Future life will probably
involve symbiotic relationships between autonomous
machinery, autonomous people, autonomous
plants existing together in
self-contained capsules. Analogs of the original protocells,
these habitats
will reproduce themselves as they spread through space.
Omni: The
human-machine entity will be analogous to an individual cell?
Langton: Yes. That's how it
happened in the past. Collections of molecules
formed cells; a collection of cells formed
more complicated cells; a collection
of these more complicated cells formed multicellular
organisms. When evolution
takes a really big step, it's this jump from a collection of
individuals at one
level forming a single individual at the next level.
Omni: Let me ask
again: What is the meaning of "artificial life"?
Langton: The larger meaning is that we can
no longer point to ourselves and say,
"We are alive, and those things aren't." Artificial
life doesn't bring life down
to the washing machine, the printing press, and car level.
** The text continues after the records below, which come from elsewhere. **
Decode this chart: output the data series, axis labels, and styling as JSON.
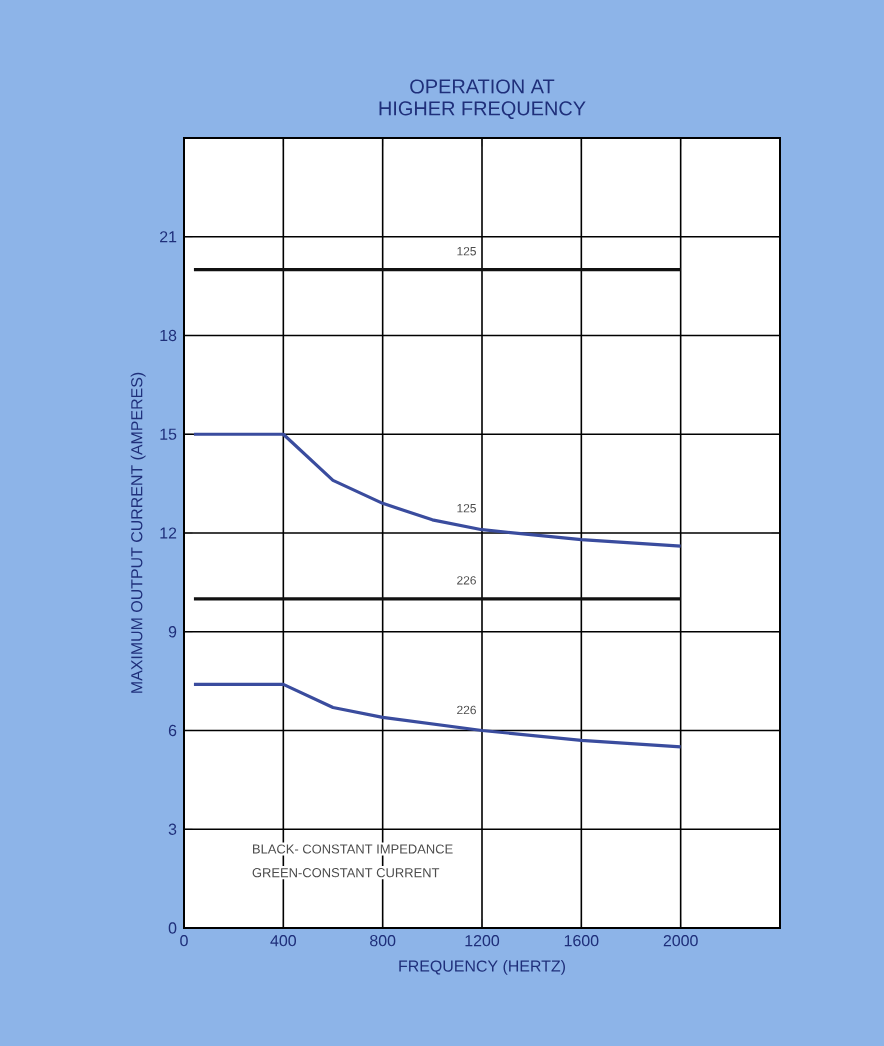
{
  "chart_data": {
    "type": "line",
    "title": "OPERATION AT\nHIGHER FREQUENCY",
    "xlabel": "FREQUENCY    (HERTZ)",
    "ylabel": "MAXIMUM OUTPUT CURRENT (AMPERES)",
    "xlim": [
      0,
      2400
    ],
    "ylim": [
      0,
      24
    ],
    "xticks": [
      0,
      400,
      800,
      1200,
      1600,
      2000
    ],
    "yticks": [
      0,
      3,
      6,
      9,
      12,
      15,
      18,
      21
    ],
    "grid": true,
    "marker": "none",
    "line_style": "solid",
    "series": [
      {
        "name": "125",
        "color": "#111111",
        "x": [
          40,
          2000
        ],
        "values": [
          20,
          20
        ]
      },
      {
        "name": "125",
        "color": "#3a4c9e",
        "x": [
          40,
          400,
          600,
          800,
          1000,
          1200,
          1600,
          2000
        ],
        "values": [
          15,
          15,
          13.6,
          12.9,
          12.4,
          12.1,
          11.8,
          11.6
        ]
      },
      {
        "name": "226",
        "color": "#111111",
        "x": [
          40,
          2000
        ],
        "values": [
          10,
          10
        ]
      },
      {
        "name": "226",
        "color": "#3a4c9e",
        "x": [
          40,
          400,
          600,
          800,
          1200,
          1600,
          2000
        ],
        "values": [
          7.4,
          7.4,
          6.7,
          6.4,
          6.0,
          5.7,
          5.5
        ]
      }
    ],
    "annotations": [
      "BLACK- CONSTANT IMPEDANCE",
      "GREEN-CONSTANT CURRENT"
    ]
  }
}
It
doesn't degrade
life; it upgrades machinery to our level. I now have a greater
appreciation for
the potential of machinery. I think machines can achieve the same state
of this
qualitative thing we call life. We can no longer consider ourselves special.
Life
is a property anything can have if it's organized correctly.
Omni: Why is there only one
type of life on Earth: carbon-based life?
Langton: I'm not convinced it is the only kind of
life. IBM, in some sense, is
alive. Sociocultural institutions, in away, constitute
organisms in and of
themselves. The conditions for life to emerge may be coming up all the
time,
all over the planet, but they just get eaten up by carbon-based life forms.
That's
the big advantage of being first on the scene: You get to wipe out the
things that come
after you.
NAME:
Christopher Langton
AGE:
Forty-two
PLACES OF WORK:
Complex Systems Group
Theoretical Division, Los Alamos
National Laboratory; Santa Fe Institute
LANGUAGES FLUENT
IN:
C, LISP, BASIC, Pascal,
FORTRAN, 6502 assembly language, PDP-7 assembly language, etc.
FAVORITE ARTIFICIAL LIFE
FORM I:
Ed McMahon
FAVORITE ARTIFICIAL LIFE FORMS II:
Langton's cell
simulation on the Connection Machine;
Rod Brooks's insects at the MIT Artificial Insect lab
RECENTLY READ:
Mary Shelley's Frankenstein (for the third time):
"I want to understand
Frankenstein, to understand life from the
perspective of the so-called monster."